I played hooky from more than one commitment today. I never played hooky as a kid – it never even occurred to me. Perhaps I am making up for lost time? At any rate. I did not go to the hospital today to give Reiki to patients. I.Just.Didn’t.Have.It.In.Me. It was a virtually cloudless day, so I dragged myself outside, figuring that if having my feet on the earth with a camera or two on my person didn’t fix it, nothing would.
Good instinct, girl. I rambled for three hours in nearby woods, meadows, and streambeds. All within a walk from our front door. I am a lucky, lucky girl.
Introductory runes. I wonder what species carve which tunnels – these are pretty straight, but we’ve seen plenty of medieval manuscript squiggles on others in this here blog…
I found a whole hillside of mosses and lichens.
Reindeer lichen - Cladonia rangiferina.
Someday I’ll learn my mosses and lichens – I don’t know what these are.
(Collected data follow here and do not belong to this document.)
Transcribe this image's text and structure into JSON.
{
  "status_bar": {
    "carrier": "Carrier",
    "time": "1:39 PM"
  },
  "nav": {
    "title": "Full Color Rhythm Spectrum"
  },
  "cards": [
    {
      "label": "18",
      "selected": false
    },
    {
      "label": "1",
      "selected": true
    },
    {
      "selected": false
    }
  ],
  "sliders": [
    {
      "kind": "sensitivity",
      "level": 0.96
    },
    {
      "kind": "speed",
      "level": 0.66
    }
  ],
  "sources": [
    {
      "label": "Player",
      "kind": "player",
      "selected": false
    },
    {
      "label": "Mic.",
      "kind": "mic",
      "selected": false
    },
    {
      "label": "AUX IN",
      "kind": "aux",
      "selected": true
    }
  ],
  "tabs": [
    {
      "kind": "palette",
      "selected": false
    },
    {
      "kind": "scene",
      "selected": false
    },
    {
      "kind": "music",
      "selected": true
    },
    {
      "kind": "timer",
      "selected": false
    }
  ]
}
O Lumix, how I love thy macro zoom.
These look like desiccated versions of the fairy convocation mosses in the woods on our property…
I wonder about the relationship between the mosses and the lichens. Symbiosis, or mutual indifference? I like to think they feel neighborly about it all.
…because this puffball of moss looked for all the world as though lichens had come to set up shop.
Points if you recognized the ash seedling coming in from the left.
Down in the streambed, I came across what looked like a glacially-striated rock.
I crossed this stream a couple of times. Few things are as much fun as balancing on a boulder in the middle of a stream hoping you neither fall nor drop the lens cap in the water.
Back to the ice formations of the other day.
On the way home: fern spore stalk of unknown species.
Cedar waxwings. The handsome bandits.
“Feed me, already!”
Our culvert’s ice edge has grown another foot wider.
The day has been quite restorative…which is good. I have an intense week coming up.
Love it! I am trying to resist the urge to use a pun involving the word "lichen" to express just how much I love it.
ReplyDeleteYour red-tipped lichens msy be British Soldiers (Cladonia cristatella), although there are several look-alikes.